Kupu-kupu kuning yang menarik perhatian warga setempat itu teridentifikasi sebagai Eurema hecabe, atau yang dikenal luas dengan nama Common Grass Yellow. Ketua Komunitas Pecinta Kupu-kupu Fakfak, Anggrid Wibisono menjelaskan, kupu-kupu ini memiliki ciri khas sayap berwarna kuning lemon yang mencolok dan hidup di wilayah tropis seperti Papua.

Menurut Anggrid, kemunculan Eurema hecabe di Fakfak bukanlah kejadian luar biasa.

"Sebagai bagian dari kawasan Pasifik, wilayah ini memang menjadi salah satu habitat alami spesies tersebut, seperti halnya di Afrika, Australia, dan Oceania. Fakta ini menegaskan bahwa Papua tidak hanya kaya akan keindahan visual, tetapi juga penting dalam peta ekologi global"terangnya.

Yang lebih menarik, keberadaan kupu-kupu ini ternyata menjadi indikator kualitas lingkungan yang masih terjaga.

“Kalau kupu-kupu masih bisa hidup dan beterbangan bebas, itu tandanya lingkungan kita masih sehat,” ujar Anggrid. Ia pun mengajak masyarakat Fakfak untuk menjaga habitat alami serangga ini demi kelangsungan ekosistem.

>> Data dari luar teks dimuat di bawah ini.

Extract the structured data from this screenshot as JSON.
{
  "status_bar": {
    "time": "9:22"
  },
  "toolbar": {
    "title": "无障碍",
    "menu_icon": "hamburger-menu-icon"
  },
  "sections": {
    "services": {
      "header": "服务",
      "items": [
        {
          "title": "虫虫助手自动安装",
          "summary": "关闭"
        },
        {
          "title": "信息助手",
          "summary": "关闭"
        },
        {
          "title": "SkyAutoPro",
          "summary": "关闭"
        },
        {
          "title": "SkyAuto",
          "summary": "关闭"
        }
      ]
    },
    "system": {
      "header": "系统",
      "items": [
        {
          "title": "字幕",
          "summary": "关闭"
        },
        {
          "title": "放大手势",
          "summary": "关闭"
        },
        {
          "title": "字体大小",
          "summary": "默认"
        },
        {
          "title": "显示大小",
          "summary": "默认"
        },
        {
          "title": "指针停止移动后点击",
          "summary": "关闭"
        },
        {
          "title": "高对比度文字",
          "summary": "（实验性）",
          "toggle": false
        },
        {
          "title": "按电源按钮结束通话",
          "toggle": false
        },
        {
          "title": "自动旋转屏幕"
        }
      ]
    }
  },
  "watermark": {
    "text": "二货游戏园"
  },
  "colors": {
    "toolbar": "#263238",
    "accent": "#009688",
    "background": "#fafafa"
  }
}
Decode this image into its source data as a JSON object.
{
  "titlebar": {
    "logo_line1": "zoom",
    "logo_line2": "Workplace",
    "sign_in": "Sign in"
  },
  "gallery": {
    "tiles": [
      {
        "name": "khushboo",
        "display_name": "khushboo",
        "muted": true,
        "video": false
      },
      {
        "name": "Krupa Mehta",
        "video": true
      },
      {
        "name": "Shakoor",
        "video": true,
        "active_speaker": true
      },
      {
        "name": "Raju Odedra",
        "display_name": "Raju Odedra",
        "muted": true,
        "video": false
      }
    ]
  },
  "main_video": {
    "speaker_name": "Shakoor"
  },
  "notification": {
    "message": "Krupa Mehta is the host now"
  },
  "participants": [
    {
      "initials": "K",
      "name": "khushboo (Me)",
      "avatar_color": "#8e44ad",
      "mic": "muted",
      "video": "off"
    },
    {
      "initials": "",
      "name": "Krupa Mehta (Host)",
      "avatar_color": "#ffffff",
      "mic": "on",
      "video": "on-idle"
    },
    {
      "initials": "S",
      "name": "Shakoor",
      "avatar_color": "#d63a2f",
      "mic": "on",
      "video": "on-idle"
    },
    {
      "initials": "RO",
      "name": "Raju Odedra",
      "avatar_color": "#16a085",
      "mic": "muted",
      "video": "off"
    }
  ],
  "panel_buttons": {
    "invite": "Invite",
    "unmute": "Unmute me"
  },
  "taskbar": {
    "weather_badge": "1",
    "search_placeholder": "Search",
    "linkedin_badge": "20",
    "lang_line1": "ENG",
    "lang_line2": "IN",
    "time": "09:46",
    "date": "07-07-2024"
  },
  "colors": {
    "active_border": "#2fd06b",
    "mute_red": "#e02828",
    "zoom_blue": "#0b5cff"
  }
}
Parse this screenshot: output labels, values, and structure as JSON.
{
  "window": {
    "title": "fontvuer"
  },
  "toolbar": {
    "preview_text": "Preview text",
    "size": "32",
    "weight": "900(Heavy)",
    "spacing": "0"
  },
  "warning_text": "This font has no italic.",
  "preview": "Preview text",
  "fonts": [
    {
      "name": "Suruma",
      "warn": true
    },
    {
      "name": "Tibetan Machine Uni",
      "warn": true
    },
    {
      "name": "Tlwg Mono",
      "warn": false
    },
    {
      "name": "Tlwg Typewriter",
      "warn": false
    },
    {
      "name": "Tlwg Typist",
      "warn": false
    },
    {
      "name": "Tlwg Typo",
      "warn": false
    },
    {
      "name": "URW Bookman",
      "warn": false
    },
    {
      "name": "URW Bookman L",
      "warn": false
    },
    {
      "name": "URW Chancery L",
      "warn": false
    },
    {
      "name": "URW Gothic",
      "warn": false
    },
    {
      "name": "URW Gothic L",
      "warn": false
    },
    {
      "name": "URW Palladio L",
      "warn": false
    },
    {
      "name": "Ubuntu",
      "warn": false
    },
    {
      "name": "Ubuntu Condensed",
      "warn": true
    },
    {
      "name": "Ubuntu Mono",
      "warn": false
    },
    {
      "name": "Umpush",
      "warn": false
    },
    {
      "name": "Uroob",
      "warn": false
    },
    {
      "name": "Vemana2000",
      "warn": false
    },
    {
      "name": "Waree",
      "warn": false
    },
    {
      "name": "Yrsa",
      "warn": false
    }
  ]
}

Lebih jauh, Anggrid melihat potensi wisata dari fenomena alam tersebut. Ia menyebut kawasan Torea sangat strategis karena berada di pinggir jalan, sehingga bisa dikembangkan menjadi taman kupu-kupu alami yang menarik wisatawan.

"Selama kita menjaga lingkungan, kupu-kupu ini bisa jadi daya tarik wisata yang unik,” pungkasnya.

google-preference

Rekomendasi Berita

Berita Terbaru Lainnya

Memuat berita terbaru.....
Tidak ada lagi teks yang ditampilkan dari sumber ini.